These massive inequalities are pretty easy to understand once placed within the context of SNP cuts in higher-education funding. Sixty per cent of UWS income comes from SFC grants (ie, subsidised student places). This is the second highest in Scotland. Only 18 per cent of Edinburgh University’s total operating income is generated from SFC grants. For St Andrews, it is even lower, at 15 per cent. However, UWS is a sector leader in widening participation. Eighty per cent of UWS Scottish domicile entrants to full-time undergraduate study are drawn from Scotland’s most deprived areas, as defined by the Scottish Index of Multiple Deprivation. Again, this isn’t that surprising given that UWS’s main campus in Paisley is a stone’s throw from Ferguslie Park, a suburb of Paisley and one of the poorest and most deprived areas in Europe. But, as members of this cohort have the poorest progression and highest non-completion rates when at university, UWS is rewarded for its efforts to widen participation with government sanctions.

The SNP commitment to free tuition equates to an attack on Scottish higher education. University teaching and research have become subordinate to chasing income markets that the vast majority of Scottish universities have no real access to. Knowledge and scholarly endeavour now play second fiddle to universities’ financial imperatives. On the whole, higher education in Scotland means little more than packing students into under-resourced and failing learning environments, and then telling them they should be grateful for it.

In 11 years, the SNP has decimated Scottish higher education.

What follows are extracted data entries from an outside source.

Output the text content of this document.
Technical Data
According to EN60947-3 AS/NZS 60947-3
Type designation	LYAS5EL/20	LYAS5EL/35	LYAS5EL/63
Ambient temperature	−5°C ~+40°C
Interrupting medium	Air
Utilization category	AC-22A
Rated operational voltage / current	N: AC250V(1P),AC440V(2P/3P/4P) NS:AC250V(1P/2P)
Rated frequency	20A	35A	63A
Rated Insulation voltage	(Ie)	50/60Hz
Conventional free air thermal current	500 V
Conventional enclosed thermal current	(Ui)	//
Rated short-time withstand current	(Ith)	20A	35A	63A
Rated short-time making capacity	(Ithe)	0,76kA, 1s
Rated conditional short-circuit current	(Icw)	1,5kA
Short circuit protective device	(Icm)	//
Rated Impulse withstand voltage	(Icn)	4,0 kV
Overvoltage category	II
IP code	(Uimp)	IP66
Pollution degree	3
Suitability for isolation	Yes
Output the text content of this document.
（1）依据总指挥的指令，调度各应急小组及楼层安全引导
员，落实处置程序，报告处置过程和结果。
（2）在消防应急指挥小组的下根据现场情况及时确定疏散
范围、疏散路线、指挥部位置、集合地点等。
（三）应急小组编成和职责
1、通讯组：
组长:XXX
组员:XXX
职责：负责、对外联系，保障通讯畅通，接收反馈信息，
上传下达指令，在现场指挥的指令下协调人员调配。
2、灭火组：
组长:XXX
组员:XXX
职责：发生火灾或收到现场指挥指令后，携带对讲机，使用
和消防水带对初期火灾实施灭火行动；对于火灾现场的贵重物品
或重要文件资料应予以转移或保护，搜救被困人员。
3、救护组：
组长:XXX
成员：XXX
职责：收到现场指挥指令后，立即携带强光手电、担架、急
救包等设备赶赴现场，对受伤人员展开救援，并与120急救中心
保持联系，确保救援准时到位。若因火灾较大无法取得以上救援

The ‘fauxgalitarian’ rhetoric of no tuition fees has allowed it to pose as a bulwark against the increasing consumerism dominating the sector in England. In reality, however, a very real and heavy price has been paid. Rather than helping Scottish students get to university, the SNP actively discriminates against them, especially those from the poorest social backgrounds. Scottish students get to go to university not because of the SNPs no-fees policy, but despite it. Effectively excluded from Scotland’s elite universities, they find themselves at institutions penalised for recruiting Scottish students.

Ill-defined and ill thought out, like many SNP policies, free tuition is born of a desire to virtue-signal. Rather than really opposing the neoliberal valorisation of higher education, the SNP offers a textbook example of neoliberalism in action. Revanchist in principle and practice, the SNP’s policy deliberately targets and punishes Scotland’s young people.

Carlton Brick is a lecturer in the school of education and social science at the University of the West of Scotland.

Picture by: Getty.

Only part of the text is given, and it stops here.